L'article 110 de la loi sur le mariage et la famille de 2014 stipule : « Les parents ont l'obligation de fournir une pension alimentaire aux enfants mineurs, aux enfants majeurs qui ne sont pas en mesure de travailler et qui n'ont pas de biens pour subvenir à leurs besoins dans les cas où ils ne vivent pas avec l'enfant ou vivent avec l'enfant mais violent leur devoir de garde ».
Les bénéficiaires de la pension alimentaire pour enfants comprennent : les enfants mineurs et les enfants majeurs qui ne sont pas en mesure de travailler et qui n’ont pas de biens pour subvenir à leurs besoins.
Conformément aux dispositions de l'article 1 de la BLDS de 2015, un mineur est une personne âgée de moins de dix-huit ans. Dans les cas où les parents divorcent alors que l'enfant n'a pas encore 18 ans, le parent qui n'est pas le principal responsable de l'enfant a l'obligation de payer une pension alimentaire pour garantir les droits de l'enfant jusqu'à ce qu'il atteigne l'âge adulte.
Cependant, la loi sur le mariage et la famille de 2014 ainsi que la loi sur l'enfance de 2016, modifiée et complétée en 2018, ne prévoient pas de concept spécifique de « pension alimentaire » ni de critères permettant de déterminer comment un enfant sera soutenu pour répondre aux conditions matérielles minimales et à un développement normal. Par conséquent, dans la pratique, bien que de nombreux parents aient violé leur obligation de « pension alimentaire » alors qu'ils vivaient avec l'enfant, ils ne sont pas tenus de fournir une pension alimentaire en raison du manque de preuves.

La résolution n° 03/2006/NQ-HDTP du Conseil de présidence de la Cour centrale du 8 septembre 2006 fournit des orientations sur l'application de certaines dispositions du BLDS de 2005 concernant les dommages non contractuels, en mentionnant les critères d'évaluation de la « perte de capacité de gain », notamment : La personne qui subit une perte de capacité de travail et nécessite des soins réguliers (la personne qui subit une perte de capacité de travail en raison d'une lésion de la moelle épinière, de la cécité, d'une paralysie des deux membres, d'une maladie mentale grave et d'autres cas prescrits par les agences d'État compétentes avec une capacité de travail réduite de façon permanente de 81 % ou plus...).
En outre, le niveau de la pension alimentaire est réglementé à l’article 116
Loi sur le mariage et la famille 2014 comme suit :- Le montant de la pension alimentaire est convenu entre la personne ayant l'obligation alimentaire et la personne recevant la pension alimentaire ou son tuteur en fonction des revenus, des capacités réelles du débiteur et des besoins essentiels du bénéficiaire ; si aucun accord ne peut être trouvé, le tribunal est prié de résoudre la question.

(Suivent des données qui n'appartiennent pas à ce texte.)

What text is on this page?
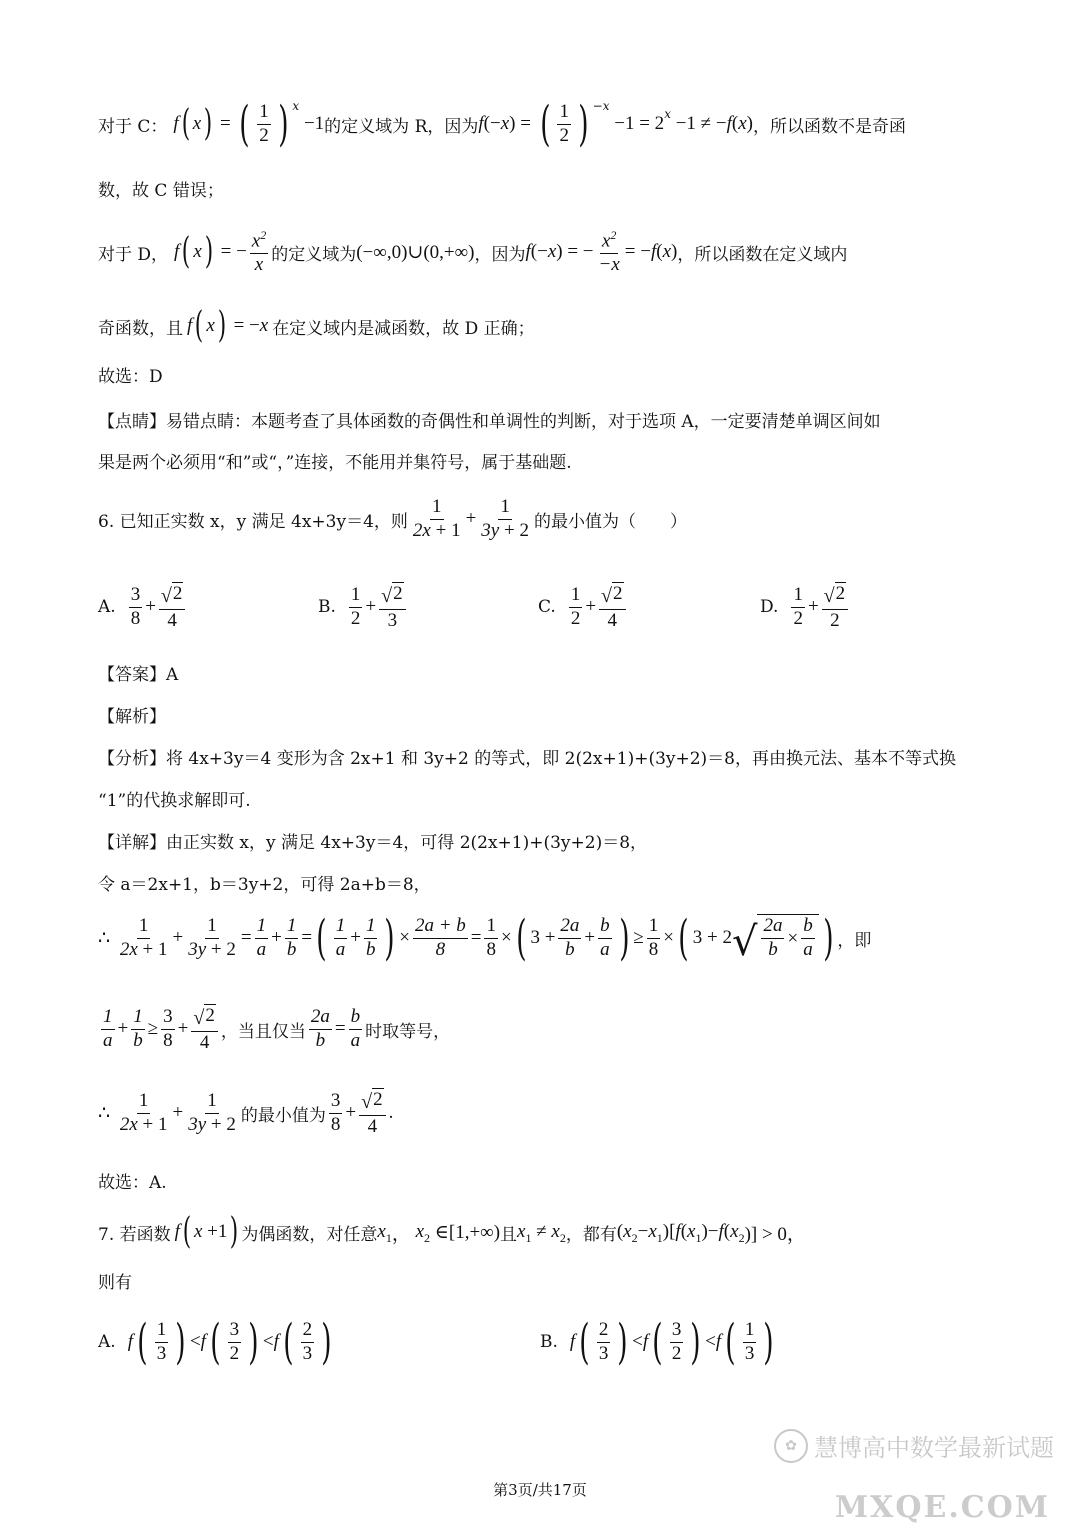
对于 C： f ( x ) = ( $\frac{1}{2}$ ) x
−1 的定义域为 R，因为 f (− x ) = ( $\frac{1}{2}$ ) −x
−1 = 2 x −1 ≠ − f ( x ) ，所以函数不是奇函
数，故 C 错误；
对于 D， f ( x ) = − $\frac{x^2}{x}$ 的定义域为 (−∞,0)∪(0,+∞) ，因为 f (− x ) = − $\frac{x^2}{-x}$ = − f ( x ) ，所以函数在定义域内
奇函数，且 f ( x ) = − x 在定义域内是减函数，故 D 正确；
故选：D
【点睛】易错点睛：本题考查了具体函数的奇偶性和单调性的判断，对于选项 A，一定要清楚单调区间如
果是两个必须用“和”或“，”连接，不能用并集符号，属于基础题.
6. 已知正实数 x，y 满足 4x+3y＝4，则 $\frac{1}{2x + 1} + \frac{1}{3y + 2}$ 的最小值为（　　）
A. $\frac{3}{8} + \frac{√ 2}{4}$	B. $\frac{1}{2} + \frac{√ 2}{3}$	C. $\frac{1}{2} + \frac{√ 2}{4}$	D. $\frac{1}{2} + \frac{√ 2}{2}$
【答案】A
【解析】
【分析】将 4x+3y＝4 变形为含 2x+1 和 3y+2 的等式，即 2(2x+1)+(3y+2)＝8，再由换元法、基本不等式换
“1”的代换求解即可.
【详解】由正实数 x，y 满足 4x+3y＝4，可得 2(2x+1)+(3y+2)＝8，
令 a＝2x+1，b＝3y+2，可得 2a+b＝8，
∴ $\frac{1}{2x + 1} + \frac{1}{3y + 2} = \frac{1}{a} + \frac{1}{b}$ = ( $\frac{1}{a} + \frac{1}{b}$ ) × $\frac{2a + b}{8} = \frac{1}{8}$ × ( $3 + \frac{2a}{b} + \frac{b}{a}$ ) ≥ $\frac{1}{8}$ × ( 3 + 2 √ $\frac{2a}{b} \times \frac{b}{a}$ ) ，即
$\frac{1}{a} + \frac{1}{b} \ge \frac{3}{8} + \frac{√ 2}{4}$ ，当且仅当 $\frac{2a}{b} = \frac{b}{a}$ 时取等号，
∴ $\frac{1}{2x + 1} + \frac{1}{3y + 2}$ 的最小值为 $\frac{3}{8} + \frac{√ 2}{4}$ .
故选：A.
7. 若函数 f ( x +1 ) 为偶函数，对任意 x 1 ， x 2 ∈[1,+∞) 且 x 1 ≠ x 2 ，都有 ( x 2 − x 1 )[ f ( x 1 )− f ( x 2 )] > 0，
则有
A. f ( $\frac{1}{3}$ ) < f ( $\frac{3}{2}$ ) < f ( $\frac{2}{3}$ )	B. f ( $\frac{2}{3}$ ) < f ( $\frac{3}{2}$ ) < f ( $\frac{1}{3}$ )
✿ 慧博高中数学最新试题
MXQE.COM
第3页/共17页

- Lorsqu'il existe une raison légitime, le montant de la pension alimentaire peut être modifié. La modification de la pension alimentaire est convenue entre les parties ; si aucun accord ne peut être trouvé, le tribunal est chargé de trancher la question.
Par conséquent, après le divorce, les parents qui ne s’occupent pas directement de leurs enfants ont l’obligation de leur fournir un soutien, et le niveau de soutien peut être convenu par les deux conjoints ; dans les cas où aucun accord ne peut être trouvé, la question peut être résolue par le tribunal.

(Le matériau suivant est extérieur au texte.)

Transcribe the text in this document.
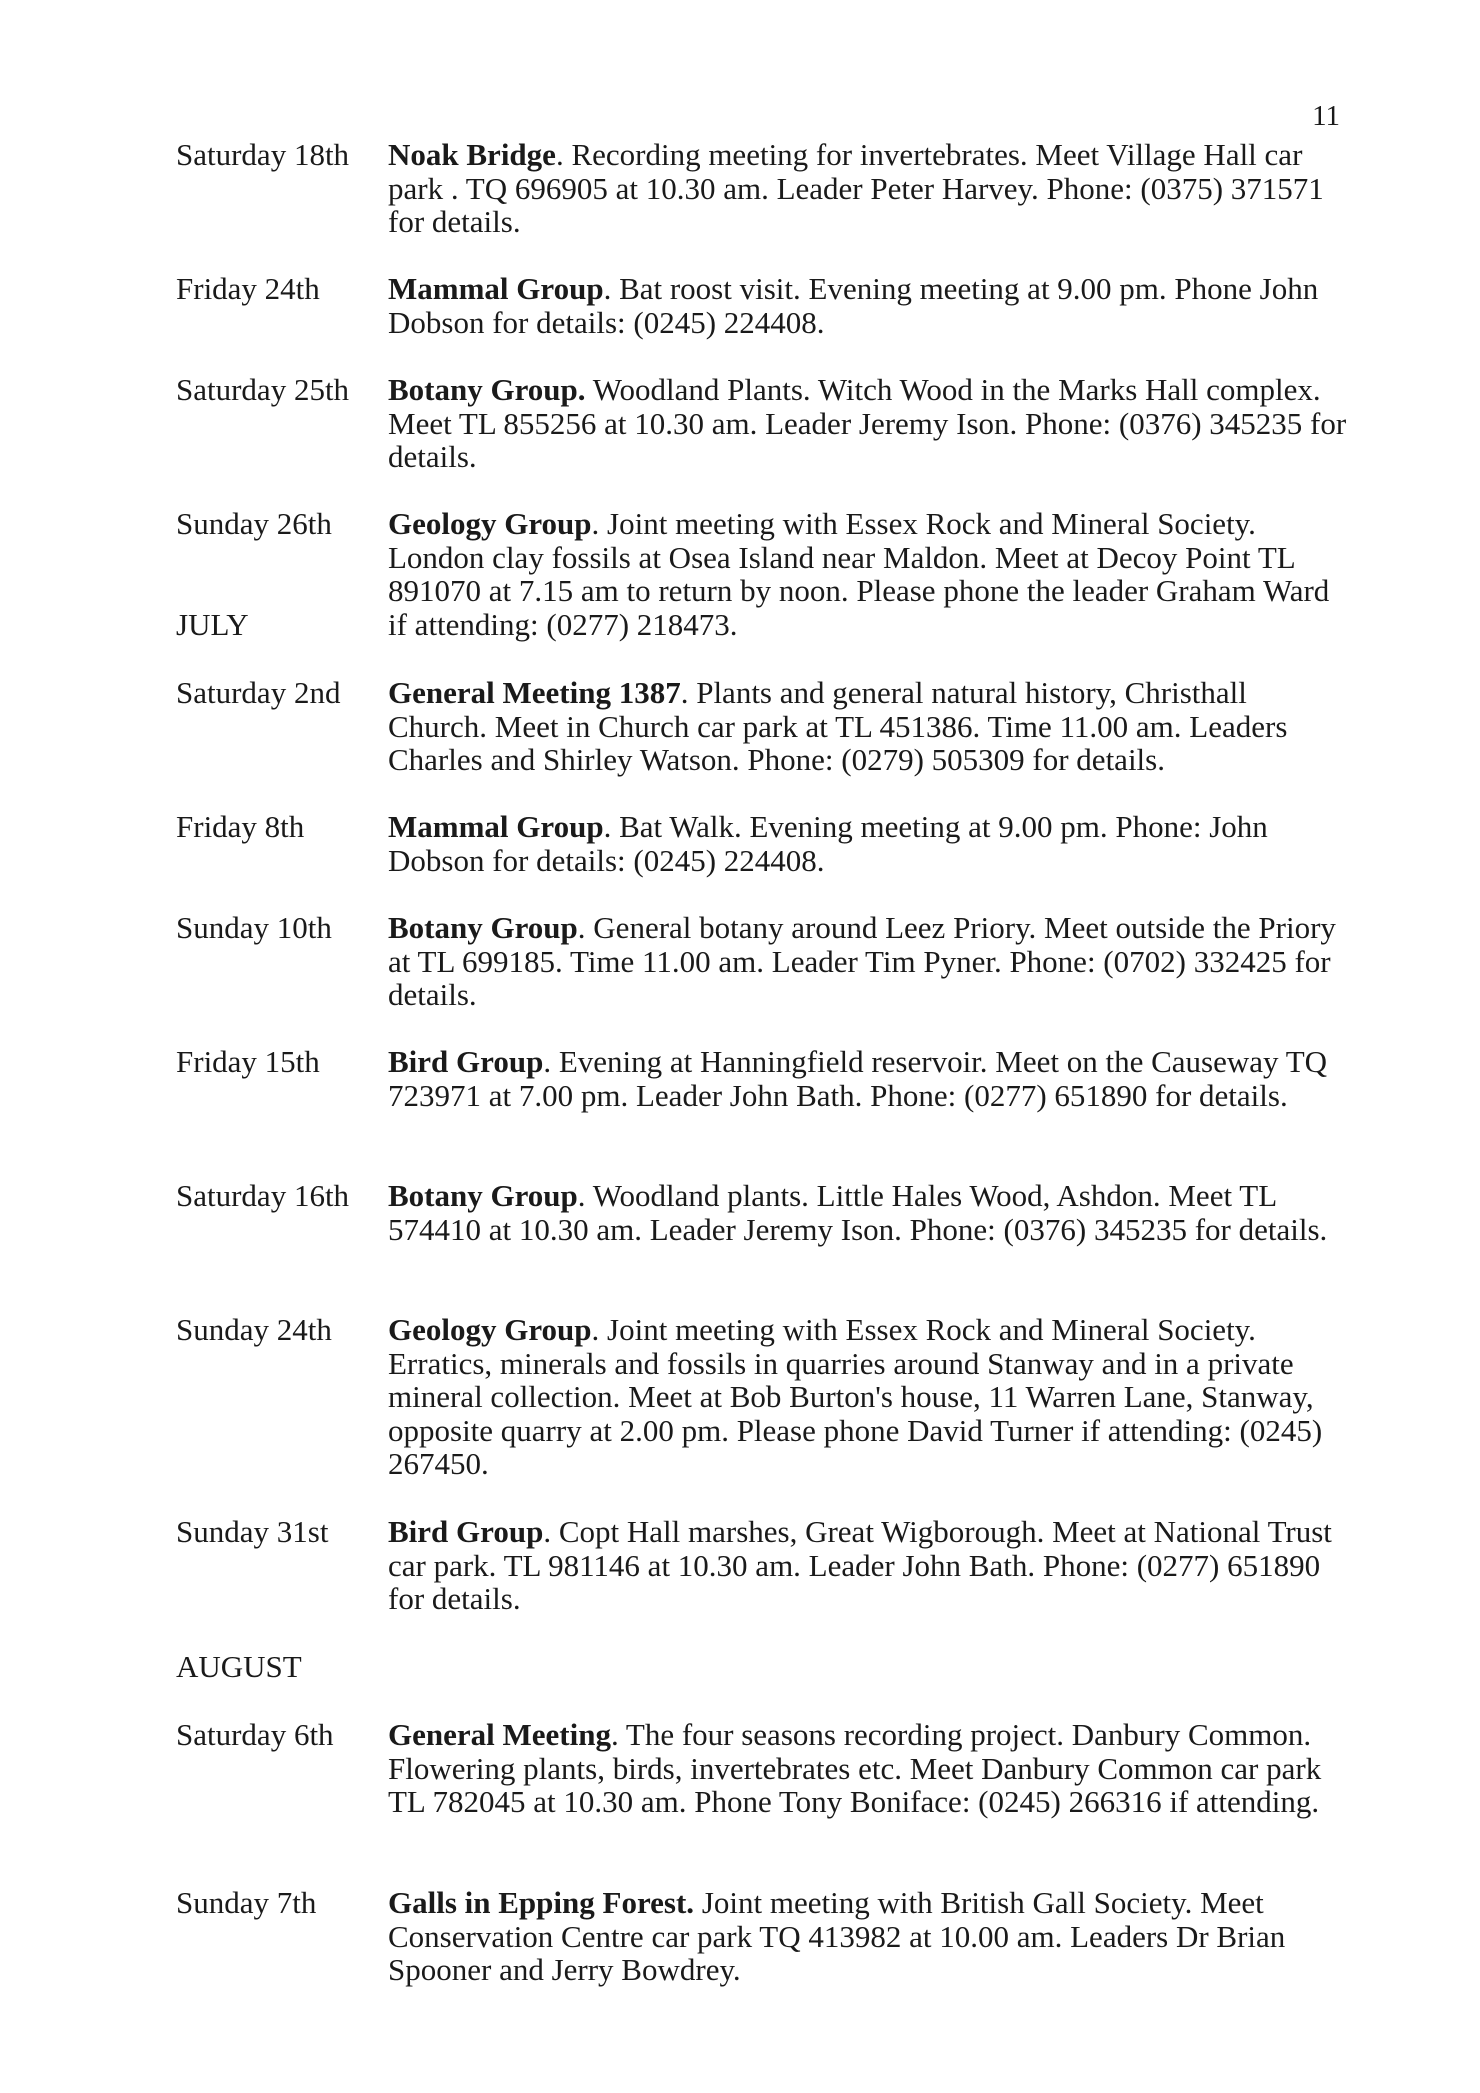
11
Saturday 18th	Noak Bridge. Recording meeting for invertebrates. Meet Village Hall car park . TQ 696905 at 10.30 am. Leader Peter Harvey. Phone: (0375) 371571 for details.
Friday 24th	Mammal Group. Bat roost visit. Evening meeting at 9.00 pm. Phone John Dobson for details: (0245) 224408.
Saturday 25th	Botany Group. Woodland Plants. Witch Wood in the Marks Hall complex. Meet TL 855256 at 10.30 am. Leader Jeremy Ison. Phone: (0376) 345235 for details.
Sunday 26th	Geology Group. Joint meeting with Essex Rock and Mineral Society. London clay fossils at Osea Island near Maldon. Meet at Decoy Point TL 891070 at 7.15 am to return by noon. Please phone the leader Graham Ward if attending: (0277) 218473.
JULY
Saturday 2nd	General Meeting 1387. Plants and general natural history, Christhall Church. Meet in Church car park at TL 451386. Time 11.00 am. Leaders Charles and Shirley Watson. Phone: (0279) 505309 for details.
Friday 8th	Mammal Group. Bat Walk. Evening meeting at 9.00 pm. Phone: John Dobson for details: (0245) 224408.
Sunday 10th	Botany Group. General botany around Leez Priory. Meet outside the Priory at TL 699185. Time 11.00 am. Leader Tim Pyner. Phone: (0702) 332425 for details.
Friday 15th	Bird Group. Evening at Hanningfield reservoir. Meet on the Causeway TQ 723971 at 7.00 pm. Leader John Bath. Phone: (0277) 651890 for details.
Saturday 16th	Botany Group. Woodland plants. Little Hales Wood, Ashdon. Meet TL 574410 at 10.30 am. Leader Jeremy Ison. Phone: (0376) 345235 for details.
Sunday 24th	Geology Group. Joint meeting with Essex Rock and Mineral Society. Erratics, minerals and fossils in quarries around Stanway and in a private mineral collection. Meet at Bob Burton's house, 11 Warren Lane, Stanway, opposite quarry at 2.00 pm. Please phone David Turner if attending: (0245) 267450.
Sunday 31st	Bird Group. Copt Hall marshes, Great Wigborough. Meet at National Trust car park. TL 981146 at 10.30 am. Leader John Bath. Phone: (0277) 651890 for details.
AUGUST
Saturday 6th	General Meeting. The four seasons recording project. Danbury Common. Flowering plants, birds, invertebrates etc. Meet Danbury Common car park TL 782045 at 10.30 am. Phone Tony Boniface: (0245) 266316 if attending.
Sunday 7th	Galls in Epping Forest. Joint meeting with British Gall Society. Meet Conservation Centre car park TQ 413982 at 10.00 am. Leaders Dr Brian Spooner and Jerry Bowdrey.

En résumé, après le divorce, les époux peuvent s'entendre sur la personne qui s'occupera directement des enfants. Si aucun accord ne peut être trouvé, le tribunal décidera d'attribuer la garde à l'une des parties en fonction de l'intérêt général de l'enfant. Dans les cas où l'enfant a 7 ans ou plus, ses souhaits doivent être pris en compte. En outre, la loi vietnamienne stipule que les enfants de moins de 36 mois doivent être confiés à la garde de la mère, sauf si elle n'est pas en mesure de s'en occuper. En outre, les parents qui ne s'occupent pas directement de leurs enfants doivent fournir une pension alimentaire, et le niveau de pension peut être convenu par les deux parties ; dans les cas où aucun accord ne peut être trouvé, la question peut être résolue par le tribunal.